Припарковавшись у школы, автобус с готовностью жужжит, и тут мамзель Петаз берет свободной от мсье Крепса рукой микрофон и дрожащим голосом сообщает:
– Дети, у меня для вас важная новость… (глотает слюну). Я не вернусь с вами во Францию!
Тут нам всем показалось, что в автобусе пукнула мушка: Жожо пронесло.
– И все потому, – продолжала учительница, тряся микрофоном, – что вся моя жизнь теперь уже не там, в Южине, а здесь, в Бибертале, рядом с Хельмутом, – и она на всякий случай показала на Хельмута, чтобы мы точно знали, кого она имеет в виду, после чего заорала:
– Здесь наша любовь, значит, здесь мне суждено жить!
Должно быть, она заранее подготовила прощальное слово, потому что выходило уж очень складно, такие речи обычно толкают политики, генерал де Голль, например, когда он из Англии по радио общался с Францией. Только генерал де Голль, по счастью, не собирался связывать свою жизнь с Хельмутом, а то представляете, что бы началось.
Некоторые из наших заплакали.
– Ну вот, – заключила учительница, – больше мне добавить нечего. Я вас всех люблю, прощайте, дети, я никогда вас не забуду, желаю вам счастья…

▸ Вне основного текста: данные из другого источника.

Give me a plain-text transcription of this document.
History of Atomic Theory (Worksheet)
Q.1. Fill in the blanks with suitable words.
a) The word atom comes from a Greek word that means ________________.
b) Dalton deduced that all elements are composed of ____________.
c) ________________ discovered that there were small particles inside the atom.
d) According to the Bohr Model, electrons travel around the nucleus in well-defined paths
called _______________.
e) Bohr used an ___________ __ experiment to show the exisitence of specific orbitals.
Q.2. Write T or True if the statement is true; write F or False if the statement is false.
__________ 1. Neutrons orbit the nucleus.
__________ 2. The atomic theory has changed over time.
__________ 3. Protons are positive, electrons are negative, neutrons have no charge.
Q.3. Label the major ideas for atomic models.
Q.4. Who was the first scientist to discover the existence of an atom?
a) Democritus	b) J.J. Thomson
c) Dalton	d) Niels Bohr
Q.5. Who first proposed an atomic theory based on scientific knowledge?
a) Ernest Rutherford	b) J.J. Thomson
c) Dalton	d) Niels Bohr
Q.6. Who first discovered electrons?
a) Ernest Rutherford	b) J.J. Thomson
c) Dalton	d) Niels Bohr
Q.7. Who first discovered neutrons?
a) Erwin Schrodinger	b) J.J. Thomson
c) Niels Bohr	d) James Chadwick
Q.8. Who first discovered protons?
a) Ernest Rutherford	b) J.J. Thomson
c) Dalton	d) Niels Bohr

И мамзель Петаз с изменившимся лицом спустилась вниз вместе со своим Хельмутом. Дверца автобуса с шипением захлопнулась, и мы тронулись прочь на глазах у очумевших бибертальцев.
И никогда мы больше не видели своей учительницы и ее пучка…
После зимних каникул мамзель Петаз, у которой в Германии случилось большое сексуальное чувство, сменил мсье Бюффлие, и мы при этом только выиграли.
У нового учителя была длинная шевелюра, козлиная бородка, рубашка в цветочек, но, главное, ему принадлежал лимонный «багги», припаркованный у школы. У нас в Южине таких тачек никогда еще не было. В эту машину можно было запрыгнуть не открывая дверцы!
Трусов мсье Бюффлие на уроках не снимал, зато энергия у него была неуемная, а фантазия нешуточная.